Moreover, in univariate analysis, moderate, not mild, maternal anaemia was found to be significantly associated with increased risks of postpartum haemorrhage (OR 4.93), maternal blood transfusions (OR 9.66), oxytocin administration (OR 2.15). More importantly, with severe maternal anaemia, the number of ensuing risks considerably increased, including preterm delivery (OR 2.50), LBW (OR 3.45), stillbirth (OR 4.02), placental abruption (OR 58.04), and postpartum haemorrhage (OR 41.30), as well as the need for maternal blood transfusions (OR 301.50), maternal ICU admission (OR 8.33), and oxytocin administration (OR 3.77).

A systematic review and meta-analysis that included 26 studies of anaemic pregnant women in LMICs found significantly higher risk ratios (RR) for low birth weight (RR: 1.3), preterm birth (RR: 1.63), and perinatal mortality (RR: 1.51) [10]. In another systematic review and meta-analysis that included 148 studies, maternal anaemia was reported to be predictive of postpartum haemorrhage, blood transfusions, preeclampsia, LBW, preterm birth, stillbirth, and perinatal mortality [11]. In a study from China, the presence of anaemia (mild, moderate, or severe) during pregnancy was associated with increased risks for placental abruption and severe postpartum haemorrhage and moderate or severe anaemia with increased risks for stillbirth, preterm birth, and maternal death [12]. In another study from Gambia, severe maternal anaemia was associated with stillbirths, LBW, NICU admissions, and preterm deliveries [13]. Similarly, pregnancies of women with severe anaemia from Pakistan and India were complicated by stillbirth, preterm delivery, LBW, and postpartum haemorrhage [14]. Adverse effects of maternal anaemia also included pregnancy-induced hypertension in Nepali women, along with postpartum haemorrhage and ICU admission [15].

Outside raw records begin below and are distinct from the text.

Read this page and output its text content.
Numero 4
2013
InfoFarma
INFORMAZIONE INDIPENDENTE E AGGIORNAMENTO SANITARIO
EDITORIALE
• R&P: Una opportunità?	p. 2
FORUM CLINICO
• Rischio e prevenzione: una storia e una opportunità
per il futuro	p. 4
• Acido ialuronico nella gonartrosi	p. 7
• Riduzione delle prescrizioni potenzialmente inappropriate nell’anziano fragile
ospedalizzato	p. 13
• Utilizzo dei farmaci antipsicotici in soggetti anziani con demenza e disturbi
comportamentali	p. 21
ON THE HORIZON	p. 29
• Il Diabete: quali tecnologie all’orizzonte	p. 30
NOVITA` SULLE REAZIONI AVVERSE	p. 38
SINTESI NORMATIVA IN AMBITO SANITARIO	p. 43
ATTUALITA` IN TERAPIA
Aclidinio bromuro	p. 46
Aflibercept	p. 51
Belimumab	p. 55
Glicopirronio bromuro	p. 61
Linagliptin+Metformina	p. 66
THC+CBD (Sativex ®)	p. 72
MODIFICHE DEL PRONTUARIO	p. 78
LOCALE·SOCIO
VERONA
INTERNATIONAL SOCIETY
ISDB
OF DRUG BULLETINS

The current study clearly shows that determination of the severity levels of anaemia among pregnant women particularly during the last trimester is important in LMICs, particularly in poverty-stricken African countries with limited sources to counteract pregnancy-related health issues. Thus, given the severity of anaemia, preventive and therapeutic interventions are required, including dietary habits and iron supplementation, for which international solidarity and aid are of particular importance.

Limitations

Although our study provides clear-cut data about the current condition of pregnancies among Somali women and adverse consequences of maternal anaemia and despite its considerably large sample size, it reflects single-centre experience and thus may not be representative of the general population.

Conclusion

Our findings suggest that anaemia in pregnancy is associated with adverse maternal and foetal outcomes, with moderate or severe anaemia leading to increased risks for peri-, intra- and postpartum complications and that treatment of severe anaemia in pregnant women should be given particular consideration in our efforts to prevent preterm births, LBW and stillbirths.